Lime Rock is a $5 million company with an elite staff who design and build motion control devices extrapolated from the Talon technology. Clients include individuals and companies, both domestic and abroad, who wish to document at great clarity and distance. “We can mount a camera on a helicopter with very light carbon filter directional panels and zoom in on a license plate half a mile away.”
Steve has an historical perspective on the benefits of making things smaller and lighter. “After World War II the Russians got more, better German scientists. They developed rockets with greater lift capacity than ours. We developed transistors to make our rockets lighter. We came out ahead in the space race and established our excellence in electronics. Today, our economy is driven by electronics.”
Beyond Lime Rock’s front office, mechanical, electrical and software engineers design and fabricate prototypes. “We design everything here and build the first one to five units on site. Once we have an order for twenty-five or more of a particular device, we fabricate them in China at 1/5 the cost.”
Steve and his partners are at a point in their careers where the thrill of the problem eclipses the drive for money. “About a third of our projects die an early death. Either they aren’t good ideas or they cost too much to bring to reality. We’re not trying to be a $100 million company. We don’t have a web presence. We don’t advertise. The people who need us, know about us. We do what we like and take weekends off.” Actually, all Lime Rock staff wind down the week a bit early: every Friday they share a catered lunch.

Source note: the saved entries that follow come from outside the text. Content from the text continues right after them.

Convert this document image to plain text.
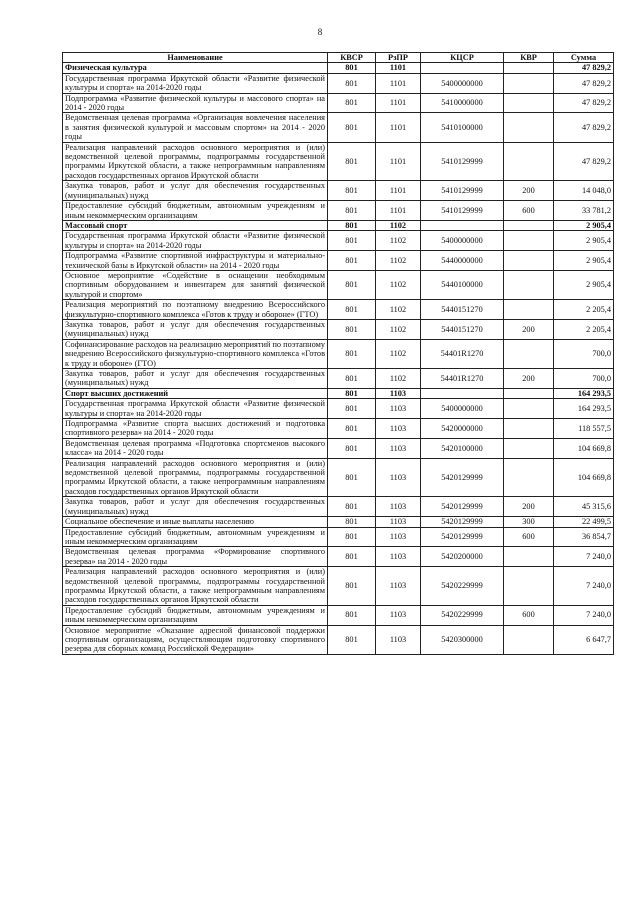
8
Наименование	КВСР	РзПР	КЦСР	КВР	Сумма
Физическая культура	801	1101			47 829,2
Государственная программа Иркутской области «Развитие физической культуры и спорта» на 2014-2020 годы	801	1101	5400000000		47 829,2
Подпрограмма «Развитие физической культуры и массового спорта» на 2014 - 2020 годы	801	1101	5410000000		47 829,2
Ведомственная целевая программа «Организация вовлечения населения в занятия физической культурой и массовым спортом» на 2014 - 2020 годы	801	1101	5410100000		47 829,2
Реализация направлений расходов основного мероприятия и (или) ведомственной целевой программы, подпрограммы государственной программы Иркутской области, а также непрограммным направлениям расходов государственных органов Иркутской области	801	1101	5410129999		47 829,2
Закупка товаров, работ и услуг для обеспечения государственных (муниципальных) нужд	801	1101	5410129999	200	14 048,0
Предоставление субсидий бюджетным, автономным учреждениям и иным некоммерческим организациям	801	1101	5410129999	600	33 781,2
Массовый спорт	801	1102			2 905,4
Государственная программа Иркутской области «Развитие физической культуры и спорта» на 2014-2020 годы	801	1102	5400000000		2 905,4
Подпрограмма «Развитие спортивной инфраструктуры и материально- технической базы в Иркутской области» на 2014 - 2020 годы	801	1102	5440000000		2 905,4
Основное мероприятие «Содействие в оснащении необходимым спортивным оборудованием и инвентарем для занятий физической культурой и спортом»	801	1102	5440100000		2 905,4
Реализация мероприятий по поэтапному внедрению Всероссийского физкультурно-спортивного комплекса «Готов к труду и обороне» (ГТО)	801	1102	5440151270		2 205,4
Закупка товаров, работ и услуг для обеспечения государственных (муниципальных) нужд	801	1102	5440151270	200	2 205,4
Софинансирование расходов на реализацию мероприятий по поэтапному внедрению Всероссийского физкультурно-спортивного комплекса «Готов к труду и обороне» (ГТО)	801	1102	54401R1270		700,0
Закупка товаров, работ и услуг для обеспечения государственных (муниципальных) нужд	801	1102	54401R1270	200	700,0
Спорт высших достижений	801	1103			164 293,5
Государственная программа Иркутской области «Развитие физической культуры и спорта» на 2014-2020 годы	801	1103	5400000000		164 293,5
Подпрограмма «Развитие спорта высших достижений и подготовка спортивного резерва» на 2014 - 2020 годы	801	1103	5420000000		118 557,5
Ведомственная целевая программа «Подготовка спортсменов высокого класса» на 2014 - 2020 годы	801	1103	5420100000		104 669,8
Реализация направлений расходов основного мероприятия и (или) ведомственной целевой программы, подпрограммы государственной программы Иркутской области, а также непрограммным направлениям расходов государственных органов Иркутской области	801	1103	5420129999		104 669,8
Закупка товаров, работ и услуг для обеспечения государственных (муниципальных) нужд	801	1103	5420129999	200	45 315,6
Социальное обеспечение и иные выплаты населению	801	1103	5420129999	300	22 499,5
Предоставление субсидий бюджетным, автономным учреждениям и иным некоммерческим организациям	801	1103	5420129999	600	36 854,7
Ведомственная целевая программа «Формирование спортивного резерва» на 2014 - 2020 годы	801	1103	5420200000		7 240,0
Реализация направлений расходов основного мероприятия и (или) ведомственной целевой программы, подпрограммы государственной программы Иркутской области, а также непрограммным направлениям расходов государственных органов Иркутской области	801	1103	5420229999		7 240,0
Предоставление субсидий бюджетным, автономным учреждениям и иным некоммерческим организациям	801	1103	5420229999	600	7 240,0
Основное мероприятие «Оказание адресной финансовой поддержки спортивным организациям, осуществляющим подготовку спортивного резерва для сборных команд Российской Федерации»	801	1103	5420300000		6 647,7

How will we live tomorrow?
“I have a positive prejudice toward technology. The only way we escape chaos is though technology. We live in the most peacefully positive era of life on earth. The unintended consequence of such success is over-population. Technology has succeeded too well. We are going to have to do something disruptive to address that. The disruption will come through technology.
“In the next twenty years we will solve the energy question. I don’t know how, but we will. We will develop cheap, non-fossil fuel energy. That will equalize the playing field. Developing nations will come into more affluence. Family sizes will shrink, and we can get to population balance.
“I see us becoming more like Europe. We won’t truck fruit from Costa Rico to Oregon. We will become more decentralized. We are going to share more. You own a few things, rent other things, eat local food and import high value goods, not everything.
“By any measure almost every person in the USA lives better than Louis XIV did 250 years ago. He had gout, bad teeth, and no heat. We lose perspective on how good things are now.”